Das Packen war eine kleine Challenge. Auf dem Schiff gab es nur ab dem Abendessen bis zum Frühstück (bei Sonnenaufgang) Strom. Unsere Kabine hatte ein „Micky Maus“ – Fenster, das man locker mit einem Blatt Papier abdecken konnte. Es war auch direkt unter der Decke (und somit im Schatten dieser) und hat nur wenig Licht gespendet. Also habe ich die Stirnlampe aufgesetzt und angefangen, unsere Rucksäcke zu packen. Nach wenigen Minuten, der Spiegel im Zimmer war inzwischen so beschlagen, daß man nichts mehr erkennen konnte, bin ich auf’s Deck geflüchtet. Dort war es zwar kühler, aber über 30 Grad. Windstille und sehr hohe Luftfeuchtigkeit sind auch nicht hilfreich, um sich abzukühlen. Nach zwei weiteren Runden in der Kabine waren wir dann gepackt.
Gegen 10:30 war der Ausflug zu Ende und wir saßen alle am Boot (immer noch am Baum verankert) und haben auf das Mittagessen gewartet. Die Stimmung war in Anbetracht der Temperatur am Board (das Schiff heizt sich in der Sonne immer weiter auf) nicht die Beste. Nach dem Mittagessen haben wir dann gefragt, wann der Transfer zur Lodge stattfinden soll – die Antwort war, gegen 13:00. Also eine weitere Stunde warten. Wir dachten eigentlich, dass wir mit dem Boot bis ans Ufer gebracht werden würden, es stellte sich aber heraus, dass wir mit dem Beiboot fahren mussten. Die Fahrt dauerte – in der prallen Sonne – etwa eine Stunde und führte uns fast bis Manaus zurück. In der Zwischenzeit sollte das Boot mit den restlichen Gästen zum nächsten Punkt deren Reise fahren und dort auf den Guide warten, der uns mit dem Beiboot zurück fuhr. Es wurde 14:00 – jetzt sollten wir abgeholt werden, doch es kam niemand. Es wurde 14:15 und nun wurde auch der Guide schon unruhig. Es gab keinen Handy-Empfang, kein Telefon, nur eine Anlegestelle bei einer Straße. Die Zeit verging, die Temperatur stieg und wir alle wurden unruhig. Kurz nach 15:00 kam dann unser Fahrer – da hatten wir schon beschlossen auf die Weiterfahrt in die Lodge zu verzichten.

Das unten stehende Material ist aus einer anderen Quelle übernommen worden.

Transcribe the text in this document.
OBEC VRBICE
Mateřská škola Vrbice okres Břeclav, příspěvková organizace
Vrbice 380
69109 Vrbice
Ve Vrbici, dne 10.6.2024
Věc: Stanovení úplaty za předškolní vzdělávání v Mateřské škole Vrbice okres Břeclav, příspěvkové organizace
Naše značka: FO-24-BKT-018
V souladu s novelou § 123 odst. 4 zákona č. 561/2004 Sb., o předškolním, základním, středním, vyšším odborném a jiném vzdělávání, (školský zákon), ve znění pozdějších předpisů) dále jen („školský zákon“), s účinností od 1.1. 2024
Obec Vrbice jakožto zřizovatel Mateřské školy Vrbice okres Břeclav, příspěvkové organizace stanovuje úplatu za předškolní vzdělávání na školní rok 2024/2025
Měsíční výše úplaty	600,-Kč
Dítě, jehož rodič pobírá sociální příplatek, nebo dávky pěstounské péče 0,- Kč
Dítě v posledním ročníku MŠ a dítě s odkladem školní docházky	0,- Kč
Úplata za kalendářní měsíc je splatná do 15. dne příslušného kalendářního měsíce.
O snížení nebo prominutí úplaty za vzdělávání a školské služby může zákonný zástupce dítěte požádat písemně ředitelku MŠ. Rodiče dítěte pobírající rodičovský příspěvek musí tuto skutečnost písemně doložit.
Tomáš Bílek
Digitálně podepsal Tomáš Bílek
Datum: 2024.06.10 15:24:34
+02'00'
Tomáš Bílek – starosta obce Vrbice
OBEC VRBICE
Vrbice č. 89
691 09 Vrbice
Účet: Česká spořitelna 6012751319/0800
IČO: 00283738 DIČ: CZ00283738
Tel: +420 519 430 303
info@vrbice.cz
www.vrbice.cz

Wir haben absichtlich bei einem viel gelobten Individualanbieter gebucht, damit wir nicht die wenige Zeit mit unnötigen Leerläufen vergeuden – und genau das ist passiert. Von 10:30 bis 15:00 – mit Ausnahme des Mittagessen – sind wir wahlweise in brütender Hitze, in praller Sonne auf dem Beiboot und an einem Abholpunkt im Nirgendwo gesessen oder gestanden. Dafür ist uns die Zeit am Amazonas zu schade und wir waren nur noch fertig, durchgeschwitzt und nicht dazu bereit noch weitere Stunden auf dem Weg zur Lodge zu verbringen. Wir müssten von Manaus aus mit einem Boot auf die andere Uferseite, dort mit einem Jeep durch den Dschungel bis zu einem weitern Boot und dann noch eine weiter Stunde auf dem Boot bis zur Lodge fahren. Nachdem Boot in dem Zusammenhang sicher wieder ein Beiboot in bekannter Qualität und in praller Sonne bedeutet hätte, waren wir einfach nicht dazu bereit. Dazu kam, dass durch das lange Sitzen in dem Miniboot Kasias Knie auf beträchtliche Ausmasse angeschwollen ist und sie inzwischen große Schmerzen hatte.

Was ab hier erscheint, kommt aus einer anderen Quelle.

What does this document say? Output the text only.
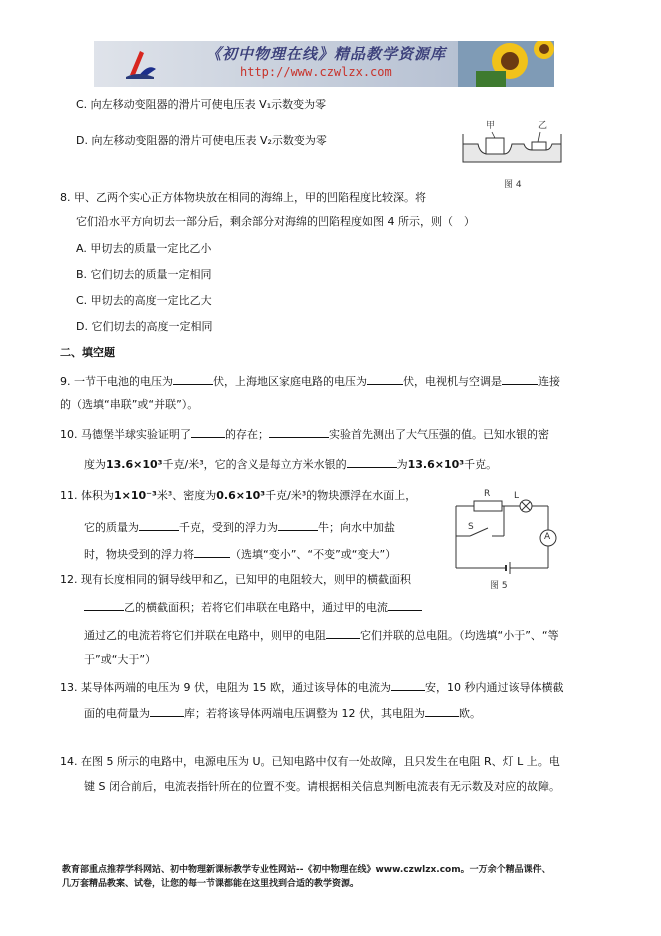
《初中物理在线》精品教学资源库
http://www.czwlzx.com
C. 向左移动变阻器的滑片可使电压表 V₁示数变为零
D. 向左移动变阻器的滑片可使电压表 V₂示数变为零
甲	乙
图 4
8. 甲、乙两个实心正方体物块放在相同的海绵上，甲的凹陷程度比较深。将
它们沿水平方向切去一部分后，剩余部分对海绵的凹陷程度如图 4 所示，则（　）
A. 甲切去的质量一定比乙小
B. 它们切去的质量一定相同
C. 甲切去的高度一定比乙大
D. 它们切去的高度一定相同
二、填空题
9. 一节干电池的电压为	伏，上海地区家庭电路的电压为	伏，电视机与空调是	连接
的（选填“串联”或“并联”）。
10. 马德堡半球实验证明了	的存在；	实验首先测出了大气压强的值。已知水银的密
度为13.6×10³千克/米³，它的含义是每立方米水银的	为13.6×10³千克。
11. 体积为1×10⁻³米³、密度为0.6×10³千克/米³的物块漂浮在水面上，
它的质量为	千克，受到的浮力为	牛；向水中加盐
时，物块受到的浮力将	（选填“变小”、“不变”或“变大”）
R	L
S
A
图 5
12. 现有长度相同的铜导线甲和乙，已知甲的电阻较大，则甲的横截面积
乙的横截面积；若将它们串联在电路中，通过甲的电流
通过乙的电流若将它们并联在电路中，则甲的电阻	它们并联的总电阻。（均选填“小于”、“等
于”或“大于”）
13. 某导体两端的电压为 9 伏，电阻为 15 欧，通过该导体的电流为	安，10 秒内通过该导体横截
面的电荷量为	库；若将该导体两端电压调整为 12 伏，其电阻为	欧。
14. 在图 5 所示的电路中，电源电压为 U。已知电路中仅有一处故障，且只发生在电阻 R、灯 L 上。电
键 S 闭合前后，电流表指针所在的位置不变。请根据相关信息判断电流表有无示数及对应的故障。
教育部重点推荐学科网站、初中物理新课标教学专业性网站--《初中物理在线》www.czwlzx.com。一万余个精品课件、
几万套精品教案、试卷，让您的每一节课都能在这里找到合适的教学资源。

Damit endet unser Amazonasausflug leider nicht so wie wir erwartet haben. Vielleicht waren unsere Erwartungen zu hochgesteckt, die Werbung unserer Reiseagentur zu gut oder wir sind zu kleinlich, und stundenlanges Verharren in unangenehmen Positionen und in der prallen Sonne gehört einfach dazu. Schade ist es jedenfalls.
Die Reise auf dem Amazonas war trotzdem ein Erlebnis, das wir sicher nicht vergessen werden.